Iron titanate, FeTiO₃, forms in the ilmenite crystal structure that consists of an HCP arrangements of O^2- ions.

1. Which type of interstitial site will the Fe²⁺ ions occupy? Why?
2. Which type of interstitial site will the Ti⁴⁺ ions occupy? Why?
3. What fraction of the total tetrahedral sites will be occupied?
4. What fraction of the total octahedral sites will be occupied?

Answer 12.12

1. We calculate the coordination number for Fe²⁺:

   r(Fe²⁺)/r(O^2-) = 0.55; hence, from Table 12.2, the coordination number is 6, and the Fe²⁺ ions occupy octahedral sites.

2. r(Ti⁴⁺)/r(O^2-) = 0.43; hence, from Table 12.2, the coordination number is 6, and the Ti⁴⁺ ions also occupy octahedral sites.

3. None of the tetrahedral sites will be occupied.

4. There is one octahedral site for each O^2- ion, and one Fe²⁺ and one Ti⁴⁺ ion for every 3 O^2- ions. So 2/3 rds of the total octahedral sites are occupied.

Question 12.18

Cadmium Sulphide (CdS) has a cubic unit cell, and from X-ray diffraction it is known that the cell edge length is 0.582 nm. If the measured density is 4.82 g/cm³, how many Cd²⁺ and S^2- ions are there per unit cell?

Answer 12.18

Consider a gram-mole of cadmium sulphide. Let n be the number of cadmium ions per unit cell; since the cell must be electrically neutral, n will also be the number of sulphide ions per cell. Its density is given by the formula:

density = n(atomic weight of sulphur + atomic weight of cadmium)/(cell volume * N_A)

where N_A is Avogadro's number.

Re-arranging and plugging in the numbers, we get:

n = density * (cell volume * N_A)/(atomic weight of sulphur + atomic weight of cadmium)

Hence n = (4.82 * (0.582*10^-7)³*6.023*10²³)/(32.06+112.41)

from which n = 4.

(Note that we convert the cell edge length to centimeters rather than meters, since the density is given in g/cm³; alternatively, we could convert the density to g/m³.)

Question 12.28

Determine the angle between covalent bonds in an SiO^4-₄ tetrahedron.

Answer 12.28

This is a purely geometric calculation. From the symmetry of the molecule, we deduce that this must be a regular tetrahedron. We may happen to know that the angle between the lines joining the centre of a regular tetrahedron to its vertices is 109 degrees, or we can calculate it as follows:

(See q1228.jpg)

Consider the triangle ABS. Drop a perpendicular from S to meet AB at its midpoint, C. Let the length of side of the enclosing cube be 1.
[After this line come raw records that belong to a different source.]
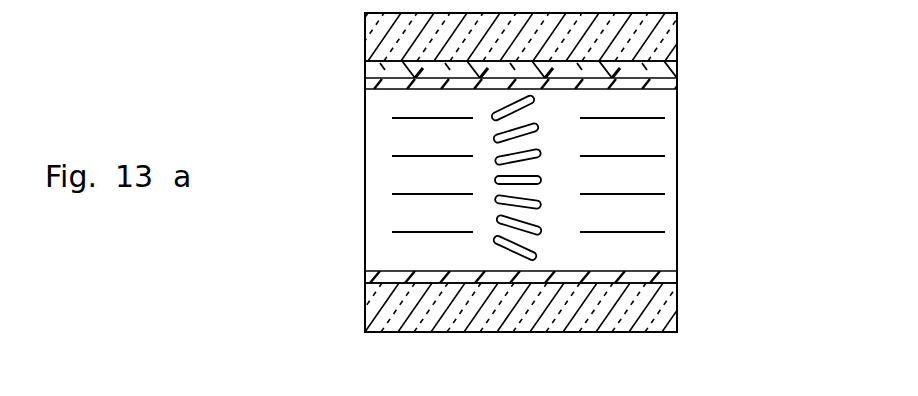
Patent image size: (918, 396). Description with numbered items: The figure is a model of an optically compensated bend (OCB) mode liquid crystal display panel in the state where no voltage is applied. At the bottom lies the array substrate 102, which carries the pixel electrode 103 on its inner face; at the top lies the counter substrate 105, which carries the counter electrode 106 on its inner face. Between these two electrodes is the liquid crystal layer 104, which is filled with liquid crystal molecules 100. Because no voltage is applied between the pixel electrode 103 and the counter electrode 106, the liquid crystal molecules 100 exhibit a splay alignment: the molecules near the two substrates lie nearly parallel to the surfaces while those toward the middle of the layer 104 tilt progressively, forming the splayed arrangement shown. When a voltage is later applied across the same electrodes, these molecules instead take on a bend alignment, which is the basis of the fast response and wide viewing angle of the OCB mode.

The liquid crystal molecules 100 is at (547, 143).
The array substrate 102 is at (345, 273).
The pixel electrode 103 is at (660, 271).
The liquid crystal layer 104 is at (342, 90).
The counter substrate 105 is at (342, 14).
The counter electrode 106 is at (677, 76).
Then AB = sqrt(2), and AC = 1/sqrt(2).

AS is one-half a major diagonal of the cube, so AS = sqrt(3)/2.

The angle ASC is sin^-1 AC/AS = sin^-1 sqrt(2/3) = 54.7 degrees

So the angle ASB is 2 * 54.7 = 109.5 degrees.

Question 12.46

The modulus of elasticity for titanium carbide (TiC) having 5 vol% porosity is 310 GPa.

1. Compute the modulus of elasticity for the non-porous material
2. At what volume percent porosity will the modulus of elasticity be 240 GPa?

Answer 12.46

This is a case for Equation 12.5 (6th edition):

E=E₀(1-1.9P+0.9P²)

Plugging in the numbers, we get that

E₀= 341.8 GPa

To answer the second part of the question, we use the same equation, but solve for P. This leads to a quadratic equation, which has two roots. Only one of these roots is in the range [0,1] so we take that value, concluding that the porosity is 17%.